How do you see digital technologies affecting the work on history of business and communication?

I think it's positive. I really do. I mean, I'm going to say that guarded, because the idea that everything will be digitized is complete rubbish. The reality is, most businesses don't know what's in their archive. They're just so big. You know that when you go into the British Museum, you only see 10% of what they actually have, but a lot of what they have, they don't even know they have it; it hasn't been catalogued. When I was doing research for a paper on content marketing in the gas industry, I went to the gas archive. They gave me this tiny little catalogue book and said, "that's all we've catalogued, but you're quite welcome to walk around." It was a huge warehouse with shelves and shelves of uncatalogued boxes. A lot of businesses don't want you to go into their archive because they're worried you might find something that they don't actually know about.

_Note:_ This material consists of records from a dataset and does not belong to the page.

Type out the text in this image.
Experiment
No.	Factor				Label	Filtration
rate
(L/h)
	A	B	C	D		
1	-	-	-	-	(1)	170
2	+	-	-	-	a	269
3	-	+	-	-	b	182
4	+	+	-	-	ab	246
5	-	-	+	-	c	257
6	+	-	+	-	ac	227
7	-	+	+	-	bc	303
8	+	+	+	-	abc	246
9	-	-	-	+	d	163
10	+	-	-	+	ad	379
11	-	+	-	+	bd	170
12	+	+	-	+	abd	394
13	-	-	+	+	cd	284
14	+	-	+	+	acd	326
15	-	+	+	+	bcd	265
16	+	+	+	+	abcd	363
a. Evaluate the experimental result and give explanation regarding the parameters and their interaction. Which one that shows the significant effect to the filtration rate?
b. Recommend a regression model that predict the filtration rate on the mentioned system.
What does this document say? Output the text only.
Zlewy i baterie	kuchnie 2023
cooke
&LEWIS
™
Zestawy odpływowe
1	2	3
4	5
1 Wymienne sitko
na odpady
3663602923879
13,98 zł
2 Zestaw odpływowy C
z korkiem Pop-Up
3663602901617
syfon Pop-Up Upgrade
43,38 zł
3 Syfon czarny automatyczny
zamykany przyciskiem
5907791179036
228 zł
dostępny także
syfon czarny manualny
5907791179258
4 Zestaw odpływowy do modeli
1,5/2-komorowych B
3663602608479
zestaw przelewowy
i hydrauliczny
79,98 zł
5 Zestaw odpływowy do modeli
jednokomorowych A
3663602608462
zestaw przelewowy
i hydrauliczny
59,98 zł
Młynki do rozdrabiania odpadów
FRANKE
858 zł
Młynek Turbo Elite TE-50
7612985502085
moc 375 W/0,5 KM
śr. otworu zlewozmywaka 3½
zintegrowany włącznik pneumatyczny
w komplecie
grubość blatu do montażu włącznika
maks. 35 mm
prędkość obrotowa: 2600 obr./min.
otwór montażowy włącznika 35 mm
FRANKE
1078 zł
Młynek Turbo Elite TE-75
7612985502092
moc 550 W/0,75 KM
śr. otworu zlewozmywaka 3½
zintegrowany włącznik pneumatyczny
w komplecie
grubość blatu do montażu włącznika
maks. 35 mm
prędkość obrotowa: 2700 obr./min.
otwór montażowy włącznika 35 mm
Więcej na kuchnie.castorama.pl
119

I remember when I was doing my research for my master’s degree, I was looking at anti-Semitism in the East End of London in the 1930s. I had to get special permission from the Jewish Board of Guardians to go into their archive because it was that sensitive. I actually found a shocking document in the records from the council: it suggested it may be a good idea to get the Eastern European Jews, who were not assimilated and were poor, to relocate them into Palestine. This was potentially embarrassing to the community because they were talking about organized deportation, exactly what the Nazis were talking about. They didn't know that document was in there.

So, when people talk about the digitization of the archive, it's the digitization of what people know is in the archive. I think in 10 or 20 years time, only a little bit of the archive will be digitized. I think what will be digitized are the narrative sources like company magazines because they're easy to digitize. But I don't see the documentary sources like minutes and memos being digitized, which is what's often more interesting.

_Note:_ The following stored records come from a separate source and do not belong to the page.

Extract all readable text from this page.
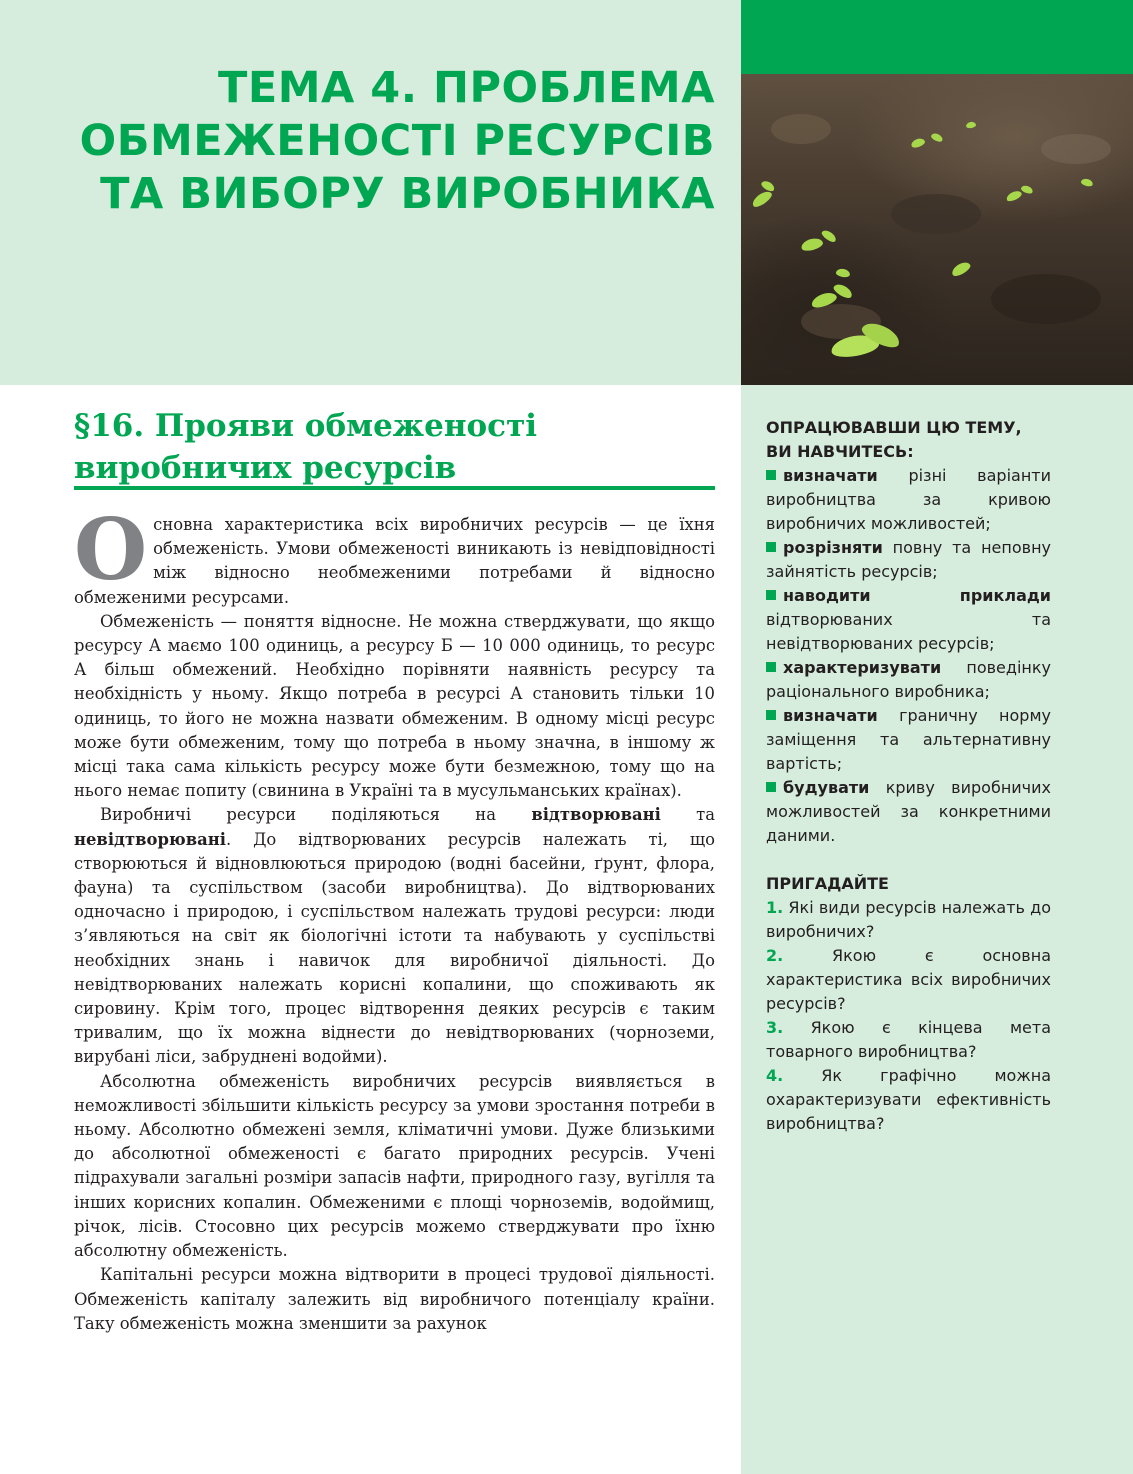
ТЕМА 4. ПРОБЛЕМА
ОБМЕЖЕНОСТІ РЕСУРСІВ
ТА ВИБОРУ ВИРОБНИКА
§16. Прояви обмеженості
виробничих ресурсів

Основна характеристика всіх виробничих ресурсів — це їхня обмеженість. Умови обмеженості виникають із невідповідності між відносно необмеженими потребами й відносно обмеженими ресурсами.

Обмеженість — поняття відносне. Не можна стверджувати, що якщо ресурсу А маємо 100 одиниць, а ресурсу Б — 10 000 одиниць, то ресурс А більш обмежений. Необхідно порівняти наявність ресурсу та необхідність у ньому. Якщо потреба в ресурсі А становить тільки 10 одиниць, то його не можна назвати обмеженим. В одному місці ресурс може бути обмеженим, тому що потреба в ньому значна, в іншому ж місці така сама кількість ресурсу може бути безмежною, тому що на нього немає попиту (свинина в Україні та в мусульманських країнах).

Виробничі ресурси поділяються на відтворювані та невідтворювані. До відтворюваних ресурсів належать ті, що створюються й відновлюються природою (водні басейни, ґрунт, флора, фауна) та суспільством (засоби виробництва). До відтворюваних одночасно і природою, і суспільством належать трудові ресурси: люди з’являються на світ як біологічні істоти та набувають у суспільстві необхідних знань і навичок для виробничої діяльності. До невідтворюваних належать корисні копалини, що споживають як сировину. Крім того, процес відтворення деяких ресурсів є таким тривалим, що їх можна віднести до невідтворюваних (чорноземи, вирубані ліси, забруднені водойми).

Абсолютна обмеженість виробничих ресурсів виявляється в неможливості збільшити кількість ресурсу за умови зростання потреби в ньому. Абсолютно обмежені земля, кліматичні умови. Дуже близькими до абсолютної обмеженості є багато природних ресурсів. Учені підрахували загальні розміри запасів нафти, природного газу, вугілля та інших корисних копалин. Обмеженими є площі чорноземів, водоймищ, річок, лісів. Стосовно цих ресурсів можемо стверджувати про їхню абсолютну обмеженість.

Капітальні ресурси можна відтворити в процесі трудової діяльності. Обмеженість капіталу залежить від виробничого потенціалу країни. Таку обмеженість можна зменшити за рахунок

ОПРАЦЮВАВШИ ЦЮ ТЕМУ,
ВИ НАВЧИТЕСЬ:

визначати різні варіанти виробництва за кривою виробничих можливостей;
розрізняти повну та неповну зайнятість ресурсів;
наводити приклади відтворюваних та невідтворюваних ресурсів;
характеризувати поведінку раціонального виробника;
визначати граничну норму заміщення та альтернативну вартість;
будувати криву виробничих можливостей за конкретними даними.

ПРИГАДАЙТЕ

1. Які види ресурсів належать до виробничих?
2. Якою є основна характеристика всіх виробничих ресурсів?
3. Якою є кінцева мета товарного виробництва?
4. Як графічно можна охарактеризувати ефективність виробництва?
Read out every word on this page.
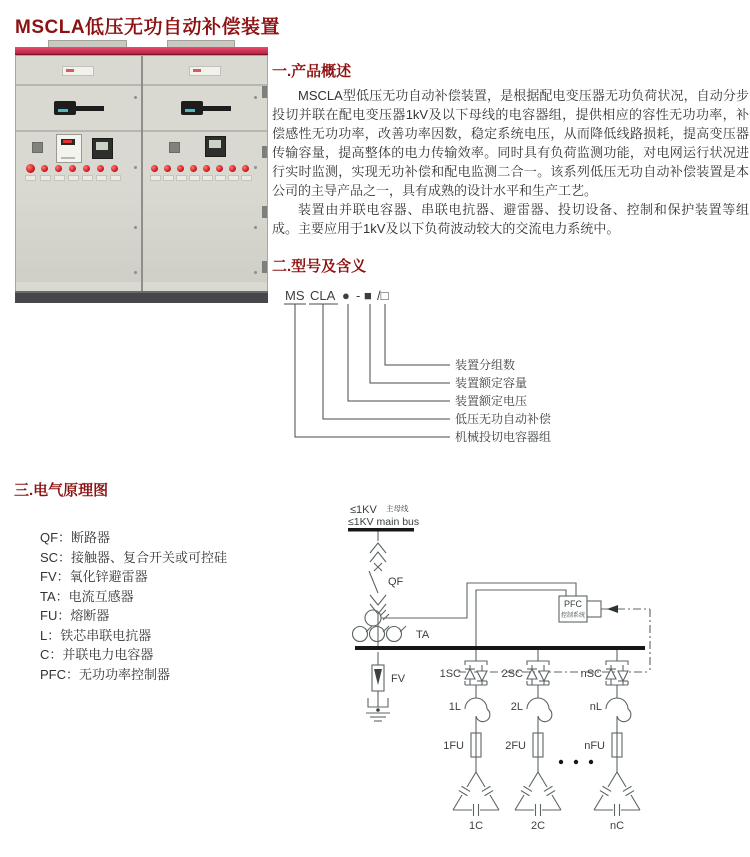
MSCLA低压无功自动补偿装置
一.产品概述

MSCLA型低压无功自动补偿装置，是根据配电变压器无功负荷状况，自动分步投切并联在配电变压器1kV及以下母线的电容器组，提供相应的容性无功功率，补偿感性无功功率，改善功率因数，稳定系统电压，从而降低线路损耗，提高变压器传输容量，提高整体的电力传输效率。同时具有负荷监测功能，对电网运行状况进行实时监测，实现无功补偿和配电监测二合一。该系列低压无功自动补偿装置是本公司的主导产品之一，具有成熟的设计水平和生产工艺。

装置由并联电容器、串联电抗器、避雷器、投切设备、控制和保护装置等组成。主要应用于1kV及以下负荷波动较大的交流电力系统中。

二.型号及含义
MS CLA ● - ■ /□
装置分组数
装置额定容量
装置额定电压
低压无功自动补偿
机械投切电容器组
三.电气原理图
QF：断路器
SC：接触器、复合开关或可控硅
FV：氧化锌避雷器
TA：电流互感器
FU：熔断器
L：铁芯串联电抗器
C：并联电力电容器
PFC：无功功率控制器
≤1KV 主母线
≤1KV main bus
QF
TA
FV
PFC
控制系统
1SC	2SC	nSC
1L	2L	nL
1FU	2FU	nFU
1C	2C	nC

I think technology is good. The nice thing about digital archives is they're very readable. My productivity as a historian has probably increased 100% using things like scanner app in my phone. In the past, it would take me two days to get through a couple of files at the BBC archives; now I did it in under a day, and the images are clear. You develop your own digital archive.

I think one of the dangers is that it will give non-historians access to historical records. I think that's dangerous because if I wanted to understand chemicals, I'd have to be trained in a laboratory. It's the same for history. People will get access to this, but they won't understand. Nietzsche, who had a PhD in history, wrote a beautiful essay called On the Uses and Abuses of the Past. He said we must be careful in how we understand the past, or "we will be tourists wandering aimlessly around the pyramids." The danger is you'll have people going to archives like tourists, not knowing what they're seeing.

If you cheapen history by making it too popular, you can destroy everything. However, I think in the future, historians will become more important because they can guide other people on how to access that past. The future role of the historian is as the interpreter, as the curator, as the guide to this democratic past.